Die Überlegungen von Filk gehen neben den einleitenden und abschließenden Kapiteln in zwei Richtungen, die aufeinander aufbauen. Zum einen wird auf der Grundlage von konstruktivistisch und systemtheoretisch inspirierter Wissenschaftstheorie (Kapitel 2) die “Wissenschaftsforschung der Medienwissenschaft” (Kapitel 3) beschrieben und historisch eingeordnet. Zum anderen werden entlang dieser methodischen Linien in zwei Fallstudien die Forschungskomplexe “Medienphilosophie” (Kapitel 4) und “Medieninformatik” (Kapitel 5) analysiert.
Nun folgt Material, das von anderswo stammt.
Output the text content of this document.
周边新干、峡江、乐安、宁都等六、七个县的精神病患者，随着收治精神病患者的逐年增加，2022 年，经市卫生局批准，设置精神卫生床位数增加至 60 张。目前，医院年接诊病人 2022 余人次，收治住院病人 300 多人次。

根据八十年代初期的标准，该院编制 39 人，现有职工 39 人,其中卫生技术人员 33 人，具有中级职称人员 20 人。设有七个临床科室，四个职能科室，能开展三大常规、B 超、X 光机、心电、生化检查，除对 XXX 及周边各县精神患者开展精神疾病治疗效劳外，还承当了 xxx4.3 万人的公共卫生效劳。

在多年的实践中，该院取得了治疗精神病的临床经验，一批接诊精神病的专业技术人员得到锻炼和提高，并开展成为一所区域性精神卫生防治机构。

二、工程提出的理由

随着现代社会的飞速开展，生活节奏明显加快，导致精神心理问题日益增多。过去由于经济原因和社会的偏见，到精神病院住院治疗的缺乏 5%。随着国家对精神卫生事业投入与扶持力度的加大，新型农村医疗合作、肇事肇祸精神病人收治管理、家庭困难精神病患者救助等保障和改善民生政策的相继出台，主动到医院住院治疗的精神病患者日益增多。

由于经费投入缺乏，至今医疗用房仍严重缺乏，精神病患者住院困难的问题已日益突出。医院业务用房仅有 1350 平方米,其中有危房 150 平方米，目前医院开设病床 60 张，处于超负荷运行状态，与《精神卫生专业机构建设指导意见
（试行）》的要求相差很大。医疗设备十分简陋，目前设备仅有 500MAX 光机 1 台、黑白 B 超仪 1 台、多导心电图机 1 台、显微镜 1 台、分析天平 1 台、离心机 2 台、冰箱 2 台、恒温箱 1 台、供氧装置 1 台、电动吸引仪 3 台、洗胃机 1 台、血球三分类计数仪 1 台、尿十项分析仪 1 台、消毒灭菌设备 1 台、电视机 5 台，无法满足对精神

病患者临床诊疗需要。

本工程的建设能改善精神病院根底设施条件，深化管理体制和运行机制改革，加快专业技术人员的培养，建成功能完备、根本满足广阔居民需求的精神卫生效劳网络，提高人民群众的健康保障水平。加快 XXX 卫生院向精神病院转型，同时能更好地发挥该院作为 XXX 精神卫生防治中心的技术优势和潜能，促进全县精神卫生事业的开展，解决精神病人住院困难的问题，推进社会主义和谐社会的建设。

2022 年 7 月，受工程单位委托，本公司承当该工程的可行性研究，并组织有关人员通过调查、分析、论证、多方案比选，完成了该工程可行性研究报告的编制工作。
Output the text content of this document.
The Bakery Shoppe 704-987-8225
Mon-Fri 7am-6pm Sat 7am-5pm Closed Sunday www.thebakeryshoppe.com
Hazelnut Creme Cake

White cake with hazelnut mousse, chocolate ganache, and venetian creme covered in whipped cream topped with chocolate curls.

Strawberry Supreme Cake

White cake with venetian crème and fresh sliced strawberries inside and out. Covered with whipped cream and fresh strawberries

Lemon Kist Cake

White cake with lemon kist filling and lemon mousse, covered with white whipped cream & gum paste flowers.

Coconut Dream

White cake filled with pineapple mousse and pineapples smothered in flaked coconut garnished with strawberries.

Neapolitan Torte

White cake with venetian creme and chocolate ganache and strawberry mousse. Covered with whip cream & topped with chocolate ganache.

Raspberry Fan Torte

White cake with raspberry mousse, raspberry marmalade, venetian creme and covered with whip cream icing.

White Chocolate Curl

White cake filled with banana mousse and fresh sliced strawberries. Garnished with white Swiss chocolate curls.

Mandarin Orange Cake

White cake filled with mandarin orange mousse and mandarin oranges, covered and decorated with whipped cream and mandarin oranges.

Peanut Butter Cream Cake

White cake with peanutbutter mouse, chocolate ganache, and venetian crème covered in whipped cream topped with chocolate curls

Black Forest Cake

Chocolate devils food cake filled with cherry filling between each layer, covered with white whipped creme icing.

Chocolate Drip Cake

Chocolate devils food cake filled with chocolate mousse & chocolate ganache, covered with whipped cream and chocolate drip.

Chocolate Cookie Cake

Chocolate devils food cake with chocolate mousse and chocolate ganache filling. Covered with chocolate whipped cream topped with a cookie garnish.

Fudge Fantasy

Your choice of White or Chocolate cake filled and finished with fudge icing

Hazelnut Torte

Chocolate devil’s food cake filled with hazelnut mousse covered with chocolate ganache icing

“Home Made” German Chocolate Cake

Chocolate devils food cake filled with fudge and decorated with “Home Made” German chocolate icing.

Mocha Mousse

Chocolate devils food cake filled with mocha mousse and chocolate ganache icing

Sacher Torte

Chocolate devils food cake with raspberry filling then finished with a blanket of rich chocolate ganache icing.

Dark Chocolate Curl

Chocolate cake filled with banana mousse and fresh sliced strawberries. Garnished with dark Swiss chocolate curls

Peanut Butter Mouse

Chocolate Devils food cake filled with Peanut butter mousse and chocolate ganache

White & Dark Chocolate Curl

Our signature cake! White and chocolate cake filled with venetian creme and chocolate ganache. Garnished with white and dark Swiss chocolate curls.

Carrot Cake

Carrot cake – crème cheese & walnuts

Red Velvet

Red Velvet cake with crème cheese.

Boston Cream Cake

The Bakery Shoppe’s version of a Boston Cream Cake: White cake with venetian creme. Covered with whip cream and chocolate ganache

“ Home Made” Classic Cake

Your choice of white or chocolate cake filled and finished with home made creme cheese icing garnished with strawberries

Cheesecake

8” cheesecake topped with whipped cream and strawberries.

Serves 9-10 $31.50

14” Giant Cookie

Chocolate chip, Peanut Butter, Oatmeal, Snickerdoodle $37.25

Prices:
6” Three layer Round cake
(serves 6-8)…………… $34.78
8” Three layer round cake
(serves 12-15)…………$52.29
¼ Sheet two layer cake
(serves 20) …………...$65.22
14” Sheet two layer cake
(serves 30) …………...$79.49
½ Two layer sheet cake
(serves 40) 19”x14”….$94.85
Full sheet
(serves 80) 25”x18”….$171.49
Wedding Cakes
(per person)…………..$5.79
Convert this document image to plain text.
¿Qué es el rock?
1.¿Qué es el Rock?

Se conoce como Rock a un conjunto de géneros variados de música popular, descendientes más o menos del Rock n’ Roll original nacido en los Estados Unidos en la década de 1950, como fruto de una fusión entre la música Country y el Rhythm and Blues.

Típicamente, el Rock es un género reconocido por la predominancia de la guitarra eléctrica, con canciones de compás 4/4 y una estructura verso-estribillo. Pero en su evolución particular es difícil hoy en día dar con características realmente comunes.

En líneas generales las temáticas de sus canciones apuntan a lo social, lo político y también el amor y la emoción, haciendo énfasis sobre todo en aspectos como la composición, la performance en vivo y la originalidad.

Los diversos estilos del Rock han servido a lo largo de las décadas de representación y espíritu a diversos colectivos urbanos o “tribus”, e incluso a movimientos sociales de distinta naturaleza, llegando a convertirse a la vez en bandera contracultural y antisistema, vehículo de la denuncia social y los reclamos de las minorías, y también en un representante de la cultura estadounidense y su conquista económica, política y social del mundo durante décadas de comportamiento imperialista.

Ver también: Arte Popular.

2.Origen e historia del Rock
Die “kombinierte konstruktivistisch-systemische Konzeptualisierung” (26) bedingt die Materialauswahl: Hauptsächlich stützt sich die Studie auf Publikationen der Medien- und Kommunikationswissenschaft (31), aus denen deren “(Selbst-)Beobachtungs- und (Selbst-)Beschreibungslogiken” (27) extrahiert werden. Neben dieser Einschränkung des Materials auf Fachpublikationen begrenzt die Fokussierung auf die deutschsprachige Medienforschung weiter den Gegenstand der Untersuchung. Beide Einschränkungen werden im Buch offengelegt. Damit bleibt aber ebenfalls offen, ob durch diese Grenzziehungen nicht wesentliche Elemente der Transdisziplinarität der Medienforschung unbeachtet bleiben. Prozesse der Internationalisierung, der Institutionalisierung und des verbalen wissenschaftlichen Austauschs werden weitestgehend von Filks Studie absichtlich ignoriert (339f.). Aber allein durch den wissenschaftlichen Austausch mit dem angloamerikanischen und französischen Sprachraum werden epistemologische Prozesse in der Medienwissenschaft immer wieder angestoßen (z. B. durch die Cultural Studies oder durch die französischen Impulse von Autoren wie Baudrillard oder Virilio).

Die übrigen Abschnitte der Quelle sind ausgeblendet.